Anche i ruderi parlano e raccontano di una storia
persa nelle nebbie del tempo: come i resti della Sinagoga di Savoca.
Posto tra la Chiesa di San Michele e del trecentesco Palazzo
della Curia, ai piedi
del Castello, oggi, dopo anche il crollo del tetto, ne rimangono
solo le rovine. Sul prospetto principale appaiono due
archi in pietra, mentre su quello laterale è visibile una
interessante finestra realizzata in pietra arenaria. Di questo
monumento medievale si sa poco. Un antico documento, del 1408, lo
cita come situato nel centro e nel migliore luogo dell'antico
abitato, fruito come sinagoga dagli ebrei della cittadina e dei
villaggi circostanti.
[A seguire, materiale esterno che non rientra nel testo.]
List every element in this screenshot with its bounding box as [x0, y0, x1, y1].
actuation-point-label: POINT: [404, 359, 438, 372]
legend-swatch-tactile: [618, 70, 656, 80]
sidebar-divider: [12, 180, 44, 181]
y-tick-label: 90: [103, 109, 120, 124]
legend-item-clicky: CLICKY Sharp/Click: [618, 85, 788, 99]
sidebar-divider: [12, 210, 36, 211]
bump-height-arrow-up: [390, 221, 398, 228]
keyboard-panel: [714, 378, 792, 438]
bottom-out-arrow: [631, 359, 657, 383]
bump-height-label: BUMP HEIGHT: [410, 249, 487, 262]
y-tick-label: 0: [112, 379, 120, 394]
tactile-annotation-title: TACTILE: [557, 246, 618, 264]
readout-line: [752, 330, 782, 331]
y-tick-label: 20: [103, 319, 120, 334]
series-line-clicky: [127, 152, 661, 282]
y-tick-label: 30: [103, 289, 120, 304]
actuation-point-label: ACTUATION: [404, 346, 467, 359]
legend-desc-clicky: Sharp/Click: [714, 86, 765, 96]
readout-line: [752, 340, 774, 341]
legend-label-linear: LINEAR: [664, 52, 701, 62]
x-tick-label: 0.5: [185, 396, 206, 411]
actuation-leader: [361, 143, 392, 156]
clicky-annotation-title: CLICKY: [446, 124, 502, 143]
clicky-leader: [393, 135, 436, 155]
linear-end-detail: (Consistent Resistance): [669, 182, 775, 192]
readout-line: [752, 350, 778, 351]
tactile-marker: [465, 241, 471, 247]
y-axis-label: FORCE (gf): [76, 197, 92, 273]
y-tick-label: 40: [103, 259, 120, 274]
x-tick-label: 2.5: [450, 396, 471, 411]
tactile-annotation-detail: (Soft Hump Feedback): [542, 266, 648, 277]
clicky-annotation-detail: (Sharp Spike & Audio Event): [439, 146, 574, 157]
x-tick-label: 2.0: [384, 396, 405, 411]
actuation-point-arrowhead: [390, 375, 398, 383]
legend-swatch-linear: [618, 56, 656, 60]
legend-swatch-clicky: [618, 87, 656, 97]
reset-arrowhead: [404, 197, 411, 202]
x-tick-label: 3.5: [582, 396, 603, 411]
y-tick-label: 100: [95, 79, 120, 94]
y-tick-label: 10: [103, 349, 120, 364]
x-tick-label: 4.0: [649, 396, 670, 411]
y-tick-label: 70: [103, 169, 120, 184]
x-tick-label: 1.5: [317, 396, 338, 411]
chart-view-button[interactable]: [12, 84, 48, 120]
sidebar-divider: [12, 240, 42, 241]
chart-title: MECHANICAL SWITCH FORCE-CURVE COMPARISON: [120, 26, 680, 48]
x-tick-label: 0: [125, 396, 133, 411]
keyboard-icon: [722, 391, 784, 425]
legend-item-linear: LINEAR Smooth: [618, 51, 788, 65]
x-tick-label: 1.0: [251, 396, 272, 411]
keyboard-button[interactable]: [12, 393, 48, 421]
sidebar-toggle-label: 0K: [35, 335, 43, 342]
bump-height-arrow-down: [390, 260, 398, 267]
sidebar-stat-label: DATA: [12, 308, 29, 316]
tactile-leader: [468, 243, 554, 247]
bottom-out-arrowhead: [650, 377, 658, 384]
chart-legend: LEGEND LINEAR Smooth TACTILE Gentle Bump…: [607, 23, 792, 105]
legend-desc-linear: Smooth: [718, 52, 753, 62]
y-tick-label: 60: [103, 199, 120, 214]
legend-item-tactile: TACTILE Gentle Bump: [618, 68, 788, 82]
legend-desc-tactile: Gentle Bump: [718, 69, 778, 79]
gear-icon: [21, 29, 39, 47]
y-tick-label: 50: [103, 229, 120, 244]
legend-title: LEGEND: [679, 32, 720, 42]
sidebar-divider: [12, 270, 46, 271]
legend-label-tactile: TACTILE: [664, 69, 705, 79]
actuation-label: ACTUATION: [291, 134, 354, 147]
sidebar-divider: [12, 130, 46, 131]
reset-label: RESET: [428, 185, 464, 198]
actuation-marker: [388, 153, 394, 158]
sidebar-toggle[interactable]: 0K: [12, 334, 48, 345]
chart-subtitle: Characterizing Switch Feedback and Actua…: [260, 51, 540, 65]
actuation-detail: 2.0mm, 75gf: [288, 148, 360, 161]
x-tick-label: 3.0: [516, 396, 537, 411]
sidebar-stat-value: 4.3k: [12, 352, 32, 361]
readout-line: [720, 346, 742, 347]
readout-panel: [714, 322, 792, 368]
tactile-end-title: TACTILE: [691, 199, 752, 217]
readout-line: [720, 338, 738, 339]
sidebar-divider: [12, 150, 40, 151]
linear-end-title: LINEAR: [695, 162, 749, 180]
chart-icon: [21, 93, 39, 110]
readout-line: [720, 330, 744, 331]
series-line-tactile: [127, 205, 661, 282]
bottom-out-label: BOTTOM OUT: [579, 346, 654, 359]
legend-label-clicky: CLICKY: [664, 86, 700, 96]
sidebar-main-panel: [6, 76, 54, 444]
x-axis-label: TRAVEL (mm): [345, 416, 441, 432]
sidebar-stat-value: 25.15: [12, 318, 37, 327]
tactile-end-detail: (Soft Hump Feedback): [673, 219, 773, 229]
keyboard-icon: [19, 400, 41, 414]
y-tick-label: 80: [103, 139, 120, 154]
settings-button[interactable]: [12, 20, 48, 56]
Questa piccola,
circa 250/300 ebrei,
ma significativa presenza
nella Terra di
Savoca di una
laboriosa comunità
ebraica, riporta lo stesso documento, era dedita alla lavorazione
del ferro e della seta ed alla coltivazione della canna da zucchero.
La maggior parte dimorava a Casalvecchio e di questa presenza lo
testimonia oggi la via denominata "Via della Judeca".
La sinagoga fu confiscata
nel 1470, e divenne l’abitazione privata di tal Filippo
Storiali, mantenendo,
fino al XX secolo, il carattere di abitazione privata. Non si
conosce la nuova sede religiosa degli ebrei di Savoca dopo tale
confisca.
La comunità giudaica locale doveva essere abbastanza agiata. Con
l'editto di espulsione dalla Sicilia di tutti gli ebrei di re
Ferdinando II d'Aragona,
del marzo
1492, che confiscava anche i loro beni, si scatenò la corsa
all’accaparramento dei notabili savocesi. Vi è ancora traccia di
loro, però, nella toponomastica e nei cognomi locali.